The growth of domestic T20 leagues, as well as the proliferation of international cricket, makes a full-season signing increasingly rare, but Yorkshire are seeking consistency by recruiting players over more than one season so that they settle immediately into the environment.
Williamson, the New Zealand batsman, who has spent time at Headingley over the past two seasons this time returns for the last three Championship matches of the season, in anticipation that Yorkshire will be pressing hard to retain their Championship crown.
Jason Gillespie, Yorkshire's coach, regards him so highly that he hailed him as one of the bargains of the IPL auction this week - Hyderabad paid $128,000 for him, adding to a heavily-stocked foreign contingent that also includes three English players in Kevin Pietersen, Eoin Morgan and Ravi Bopara - but it is four-day cricket where his emphasis will fall for Yorkshire.
He will join them after New Zealand's limited-overs tour of Zimbabwe and South Africa, which is due to end early September. He had an outstanding time in 2014, helping Yorkshire to their first Championship title since 2001, scoring 629 Championship runs at an average of 57, and hitting more than 900 Test runs at an average of 61, including 242 not out against Sri Lanka last month as he shared a record partnership for the sixth wicket with BJ Watling.
"I'm delighted to be returning to Yorkshire for my third spell," Williamson said. "There is a brilliant culture at Yorkshire and it is a real privilege to be part of it. There is a good vibe around the place and you do get a sense we are progressing nicely."
Williamson's deal follows that of the Australian internationals Aaron Finch and Glenn Maxwell - who have been identified primarily for the NatWest Blast, although Finch will also double up in the Championship before he joins Australia's squad for the ODI series against England - and Pakistan's top-order batsman Younis Khan, whose major priority will be early season Championship games when Yorkshire anticipate losing several batsmen to England's tour of the West Indies.
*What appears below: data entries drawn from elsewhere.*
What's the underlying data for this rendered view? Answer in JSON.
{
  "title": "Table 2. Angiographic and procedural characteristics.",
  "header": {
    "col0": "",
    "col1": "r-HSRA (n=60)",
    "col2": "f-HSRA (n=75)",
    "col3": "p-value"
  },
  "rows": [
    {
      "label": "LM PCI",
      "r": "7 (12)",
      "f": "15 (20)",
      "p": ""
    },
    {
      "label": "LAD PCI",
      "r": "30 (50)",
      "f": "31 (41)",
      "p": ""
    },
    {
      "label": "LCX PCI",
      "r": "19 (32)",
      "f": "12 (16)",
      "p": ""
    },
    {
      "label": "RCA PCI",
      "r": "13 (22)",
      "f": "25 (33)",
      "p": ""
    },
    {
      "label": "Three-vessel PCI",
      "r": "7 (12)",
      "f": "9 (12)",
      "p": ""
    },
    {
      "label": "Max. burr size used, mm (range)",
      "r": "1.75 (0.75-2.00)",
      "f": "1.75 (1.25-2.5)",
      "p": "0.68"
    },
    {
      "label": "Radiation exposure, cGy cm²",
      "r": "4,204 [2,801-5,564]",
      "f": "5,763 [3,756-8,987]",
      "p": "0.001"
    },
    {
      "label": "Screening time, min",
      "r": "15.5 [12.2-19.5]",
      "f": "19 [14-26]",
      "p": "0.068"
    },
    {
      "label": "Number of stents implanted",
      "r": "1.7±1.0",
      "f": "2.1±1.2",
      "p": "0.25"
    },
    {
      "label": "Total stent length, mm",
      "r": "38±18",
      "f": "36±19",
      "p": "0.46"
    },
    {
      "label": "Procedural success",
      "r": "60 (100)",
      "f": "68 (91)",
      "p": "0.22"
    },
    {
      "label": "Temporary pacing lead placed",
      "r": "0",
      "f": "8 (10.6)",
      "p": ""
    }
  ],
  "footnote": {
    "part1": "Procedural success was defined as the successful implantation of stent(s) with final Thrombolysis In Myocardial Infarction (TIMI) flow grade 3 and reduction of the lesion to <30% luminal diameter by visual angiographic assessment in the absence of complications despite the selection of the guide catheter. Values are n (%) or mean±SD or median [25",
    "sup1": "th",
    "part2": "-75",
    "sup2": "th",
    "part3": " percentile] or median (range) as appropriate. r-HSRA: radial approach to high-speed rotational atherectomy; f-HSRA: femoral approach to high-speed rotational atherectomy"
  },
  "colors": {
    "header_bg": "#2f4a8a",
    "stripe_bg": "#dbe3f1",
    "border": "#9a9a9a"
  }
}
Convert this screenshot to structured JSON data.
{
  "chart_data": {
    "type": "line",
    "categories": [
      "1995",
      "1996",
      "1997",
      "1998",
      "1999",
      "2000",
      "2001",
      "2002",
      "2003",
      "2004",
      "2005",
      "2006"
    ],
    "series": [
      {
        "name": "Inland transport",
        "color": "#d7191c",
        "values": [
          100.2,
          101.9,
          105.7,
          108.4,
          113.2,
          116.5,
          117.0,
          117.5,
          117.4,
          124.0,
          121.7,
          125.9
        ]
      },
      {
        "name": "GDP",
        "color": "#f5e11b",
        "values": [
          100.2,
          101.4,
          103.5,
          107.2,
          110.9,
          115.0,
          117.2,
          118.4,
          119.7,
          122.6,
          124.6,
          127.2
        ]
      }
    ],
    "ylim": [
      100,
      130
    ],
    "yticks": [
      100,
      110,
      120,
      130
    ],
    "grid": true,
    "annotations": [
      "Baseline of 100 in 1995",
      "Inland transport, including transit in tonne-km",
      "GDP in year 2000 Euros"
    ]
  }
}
If their England contingent can come and go into the dressing room and the culture can survive, so Yorkshire calculate can overseas players as long as they buy into what the county is trying to achieve.
"It is satisfying that we now have full coverage of world-class overseas players for the forthcoming season," Martyn Moxon, Yorkshire's director of cricket, said. "Re-signing Kane at the back end of the campaign is the final jigsaw in the piece." Perhaps that explains why Moxon never had much success at jigsaws.